En Colombie, la championne de la biodiversité est transgenre

Brigitte Luis Guillermo Baptiste dirige depuis 2011 le plus important institut de recherches biologiques d’Amérique latine. Mais l’experte reconnue et médiatique de la biodiversité en Colombie est également transgenre, ce qui ne laisse pas de surprendre dans ce pays conservateur.

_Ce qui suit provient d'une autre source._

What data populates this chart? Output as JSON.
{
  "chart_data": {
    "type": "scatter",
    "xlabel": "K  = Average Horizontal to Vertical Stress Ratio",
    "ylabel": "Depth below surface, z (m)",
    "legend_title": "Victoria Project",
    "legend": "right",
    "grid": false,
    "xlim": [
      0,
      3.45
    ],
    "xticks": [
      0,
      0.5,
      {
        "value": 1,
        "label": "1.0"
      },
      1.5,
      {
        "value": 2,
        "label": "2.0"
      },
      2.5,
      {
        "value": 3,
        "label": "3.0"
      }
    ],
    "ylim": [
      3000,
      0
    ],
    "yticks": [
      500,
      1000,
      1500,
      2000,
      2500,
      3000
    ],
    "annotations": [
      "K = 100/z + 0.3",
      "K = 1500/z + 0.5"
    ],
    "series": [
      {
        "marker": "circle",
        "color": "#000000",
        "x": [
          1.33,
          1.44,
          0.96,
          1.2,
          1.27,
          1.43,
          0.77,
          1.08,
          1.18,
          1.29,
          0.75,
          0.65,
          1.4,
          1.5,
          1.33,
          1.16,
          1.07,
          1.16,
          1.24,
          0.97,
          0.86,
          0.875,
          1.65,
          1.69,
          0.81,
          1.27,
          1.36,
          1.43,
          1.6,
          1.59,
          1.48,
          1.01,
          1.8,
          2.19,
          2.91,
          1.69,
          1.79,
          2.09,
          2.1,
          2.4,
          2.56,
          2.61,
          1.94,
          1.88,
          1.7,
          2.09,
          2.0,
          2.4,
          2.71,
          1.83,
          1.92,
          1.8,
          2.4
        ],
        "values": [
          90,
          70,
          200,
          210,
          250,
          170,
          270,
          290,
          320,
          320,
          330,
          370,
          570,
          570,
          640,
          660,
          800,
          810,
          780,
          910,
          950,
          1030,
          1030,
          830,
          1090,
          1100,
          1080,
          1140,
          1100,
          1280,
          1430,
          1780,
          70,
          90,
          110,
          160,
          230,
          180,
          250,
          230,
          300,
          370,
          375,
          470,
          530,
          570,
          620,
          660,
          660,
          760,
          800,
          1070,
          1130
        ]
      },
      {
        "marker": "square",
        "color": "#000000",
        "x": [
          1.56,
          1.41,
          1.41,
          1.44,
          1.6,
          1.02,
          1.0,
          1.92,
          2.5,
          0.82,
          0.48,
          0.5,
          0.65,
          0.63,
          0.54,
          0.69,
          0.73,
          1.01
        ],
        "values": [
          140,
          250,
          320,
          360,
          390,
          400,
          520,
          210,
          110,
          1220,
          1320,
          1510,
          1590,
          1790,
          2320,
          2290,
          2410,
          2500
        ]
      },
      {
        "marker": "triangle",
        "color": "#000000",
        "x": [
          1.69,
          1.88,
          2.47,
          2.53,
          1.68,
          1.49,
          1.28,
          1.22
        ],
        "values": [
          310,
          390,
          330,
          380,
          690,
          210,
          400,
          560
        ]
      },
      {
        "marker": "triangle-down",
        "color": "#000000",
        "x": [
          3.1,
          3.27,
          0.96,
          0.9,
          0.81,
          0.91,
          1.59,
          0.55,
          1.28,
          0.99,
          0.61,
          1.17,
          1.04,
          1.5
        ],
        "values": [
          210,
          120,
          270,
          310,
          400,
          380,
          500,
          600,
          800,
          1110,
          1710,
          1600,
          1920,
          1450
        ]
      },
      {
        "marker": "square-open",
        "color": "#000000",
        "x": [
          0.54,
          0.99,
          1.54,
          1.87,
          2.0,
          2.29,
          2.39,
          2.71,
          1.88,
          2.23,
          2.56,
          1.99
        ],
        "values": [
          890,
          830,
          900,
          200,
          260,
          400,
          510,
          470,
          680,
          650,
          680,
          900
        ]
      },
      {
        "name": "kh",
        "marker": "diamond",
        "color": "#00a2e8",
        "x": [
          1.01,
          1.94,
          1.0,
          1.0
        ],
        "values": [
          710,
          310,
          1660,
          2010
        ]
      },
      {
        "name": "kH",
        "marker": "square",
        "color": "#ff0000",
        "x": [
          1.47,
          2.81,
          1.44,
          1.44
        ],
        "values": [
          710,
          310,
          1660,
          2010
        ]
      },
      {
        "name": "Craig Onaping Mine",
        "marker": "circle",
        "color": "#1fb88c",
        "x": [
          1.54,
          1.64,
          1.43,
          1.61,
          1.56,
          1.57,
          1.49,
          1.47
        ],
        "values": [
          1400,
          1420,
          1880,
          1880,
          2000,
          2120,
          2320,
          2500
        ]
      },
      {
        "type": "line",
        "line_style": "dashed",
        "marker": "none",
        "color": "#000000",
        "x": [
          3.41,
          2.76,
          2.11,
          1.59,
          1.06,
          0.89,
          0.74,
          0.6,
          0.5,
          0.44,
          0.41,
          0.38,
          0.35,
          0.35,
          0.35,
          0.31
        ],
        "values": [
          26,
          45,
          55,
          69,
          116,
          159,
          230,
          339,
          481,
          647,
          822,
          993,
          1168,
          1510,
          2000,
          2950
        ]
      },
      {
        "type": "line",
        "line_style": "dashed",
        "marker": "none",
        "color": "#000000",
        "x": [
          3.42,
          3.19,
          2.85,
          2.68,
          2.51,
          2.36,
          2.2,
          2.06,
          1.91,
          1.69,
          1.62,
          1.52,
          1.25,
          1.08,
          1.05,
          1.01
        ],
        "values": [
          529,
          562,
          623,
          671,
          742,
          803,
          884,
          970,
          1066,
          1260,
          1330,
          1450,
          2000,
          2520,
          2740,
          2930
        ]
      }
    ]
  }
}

  • Medellín (Colombie), correspondance

Elle a un emploi du temps de ministre, pas une minute à elle et des weekends consacrés à sa famille, sa femme, Adrana, et ses deux filles de 15 et 17 ans. Pour rencontrer Brigitte Baptiste, 55 ans, il faut s’y prendre longtemps à l’avance, envoyer des courriels à son assistante ou saisir l’occasion de sa venue à un événement comme la conférence annuelle de l’association pour la cause animale Los Defenzoores, l’équivalent colombien de 30 Millions d’amis en France. Fin octobre à Medellín, elle y recevait le prix de défenseur des animaux de l’année 2018, une reconnaissance pour son combat pour la biodiversité, voire la diversité colombienne sous toutes ses formes. Car Brigitte Baptiste est un symbole non seulement pour les écologistes mais aussi pour la communauté LGBT (lesbiennes, gays, bisexuels et transgenres). Les deux combats de sa vie sont la biodiversité et l’identité trans « et les deux sont finalement complètement liées », souligne-t-elle.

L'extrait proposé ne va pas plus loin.